Life is sweet, but it is so short. Make every moment count.
Do it today
When I graduated veterinary school, one of my first clients was a kind, older gentleman who had been my pediatrician when I was a child. That was back in the 1950s, when physicians really made house calls. I remember him coming to see my brother or me when we had measles or mumps, chicken pox or the flu, and my mother would make him a sandwich. He worked hard, visiting 20 to 30 houses daily. He had no hobbies; he ministered to his practice. He was a legend in our neighborhood.
Years later, during his retirement, when he brought his dog to me, we would talk about customer service, about medicine, and about philosophy. He told me that while in practice he rarely went on vacations. He had worked to put his kids through college and build a nest egg that he and his wife could retire on. He said that his wife was very patient, almost a saint. He promised her that upon his retirement they would see the world, that he would take her to all the places she had never seen. Meanwhile, he continued to work. He retired when he turned 65, with a huge pediatric practice and his reputation intact. However, the day after he retired, his beloved wife died, after her years of patience. The old gent would tell me in our discussions, “Don't wait, Kev. Do it today! My wife waited all of those years for me.” He would always tell me, “Go book a trip for yourself right now. I'll wait.”
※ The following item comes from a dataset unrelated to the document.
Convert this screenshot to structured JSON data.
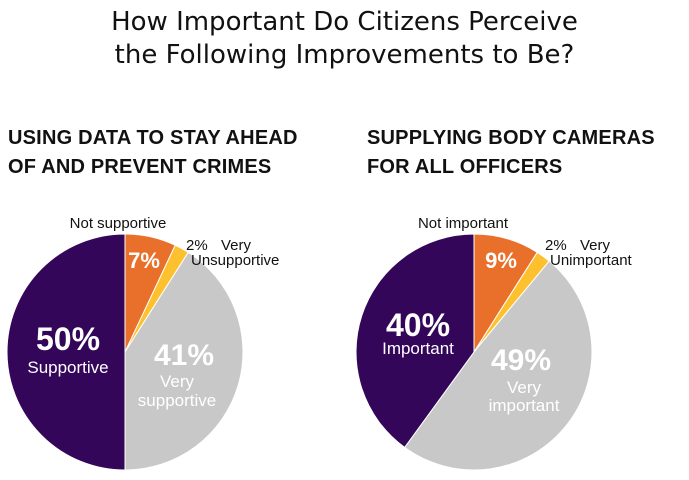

There is great wisdom in what the old fellow said. We get caught up in our own world, too self-important, too busy, and too myopic to see the big picture. We should seize the day and buy those tickets to the play, sign up for that photography class, or go to our children's soccer games. We should not wait for things to slow down or for our twilight retirement years. Life comes with no guarantees. It also has never been known to be especially fair. Life is sweet, but it is so short. Make every moment count in the exam room and at work, but never forget the other treasures in our lives-the people that we love. Make time for them, and make time for yourself. No one has a tombstone that says, “I could have seen one more!” Take the time; it is all that we have.